BLK Celebration 2018 – J.F. Marc des Jardins presents “The Tibetan Bon Tradition and the Zothyrian Bonpos”

We are pleased to announce that J.F. Marc des Jardins will be contributing to BLK Celebration 2018.

Marc will deliver –

“The Tibetan Bon Tradition and the Zothyrian Bonpos”

The Tibetan Bonpo tradition is associated with the pre-Buddhist religions of Tibet and remained almost unknown to the scholarly world until the end of the 1980s when religious practices began to be tolerated again by the Chinese government. Since then, the Tibetan Bonpos have reopened their temples and began a renewal of their practices in earnest in order not to lose the traditions that still remained alive with the oldest generation of lama-priests.

A handful of specialists have chronicled and research the beliefs, history, practices, scriptures, and esoteric teachings of the Bonpo lamas and our understanding about this tradition has changed dramatically. While the world remained still in darkness on the ancient ways of Bon, a Chicago priest and hierarch began to write about his visions and insights on that timeless school of wisdom.

Michael Bertiaux began to share with his close students the results of his research and visions on this ancient lore. That moment coincided with the growing worry of Bonpo Lamas for the survival of their traditions. How did these two currents, apparently worlds apart, relate to each others?

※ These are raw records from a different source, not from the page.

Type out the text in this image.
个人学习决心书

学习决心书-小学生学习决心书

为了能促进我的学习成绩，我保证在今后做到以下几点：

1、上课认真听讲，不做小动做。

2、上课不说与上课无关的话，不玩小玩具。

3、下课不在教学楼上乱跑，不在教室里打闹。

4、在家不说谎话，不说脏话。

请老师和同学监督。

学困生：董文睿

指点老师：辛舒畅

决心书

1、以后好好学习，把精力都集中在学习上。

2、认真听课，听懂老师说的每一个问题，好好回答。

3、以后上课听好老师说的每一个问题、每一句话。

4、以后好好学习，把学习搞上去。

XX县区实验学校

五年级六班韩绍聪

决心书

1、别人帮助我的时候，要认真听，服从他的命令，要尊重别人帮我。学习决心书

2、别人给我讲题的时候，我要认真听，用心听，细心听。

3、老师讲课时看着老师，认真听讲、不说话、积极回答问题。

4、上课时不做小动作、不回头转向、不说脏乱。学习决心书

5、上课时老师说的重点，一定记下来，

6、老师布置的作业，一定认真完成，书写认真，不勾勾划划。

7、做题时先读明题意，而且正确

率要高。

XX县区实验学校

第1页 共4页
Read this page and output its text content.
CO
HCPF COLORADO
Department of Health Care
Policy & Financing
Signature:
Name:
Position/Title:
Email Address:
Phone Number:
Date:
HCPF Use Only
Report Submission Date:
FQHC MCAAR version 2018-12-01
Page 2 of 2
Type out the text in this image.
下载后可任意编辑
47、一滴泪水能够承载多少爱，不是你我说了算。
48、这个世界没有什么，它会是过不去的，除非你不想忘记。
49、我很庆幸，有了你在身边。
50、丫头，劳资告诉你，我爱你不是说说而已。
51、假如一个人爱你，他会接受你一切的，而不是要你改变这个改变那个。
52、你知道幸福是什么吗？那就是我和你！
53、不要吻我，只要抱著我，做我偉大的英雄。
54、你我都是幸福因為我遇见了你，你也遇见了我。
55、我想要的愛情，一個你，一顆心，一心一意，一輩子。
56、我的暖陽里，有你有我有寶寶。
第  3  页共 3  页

This presentation focuses on the Tibetan Bonpo mystical world and the visions and insights of Michael Bertiaux and how the latter’s can inscribe themselves inside some of the mystical ritual and meditative practices of Bon and help deepen their significance.

BLKLV

J.F. Marc des Jardins Ph.D., C.M.D. is an Associate Professor at the Department of Religions and Culture at Concordia University in Montreal. He completed his Ph.D. in East Asian Studies at McGill University and conducted Post-doctoral Studies at the Institute for Asian Research at the University of British Columbia. He is one a the few specialists on the Tibetan Bon Religion in North America and has lectured extensively at prestigious universities and research institutes in Europe, North America, Asia and the Middle East. He has been researching Bon since 1991 and has spent several years in the Tibetan regions of Western China among Bonpo communities, their monastic institutions and retreat centres. He has also been a student of Michael Bertiaux since 1981.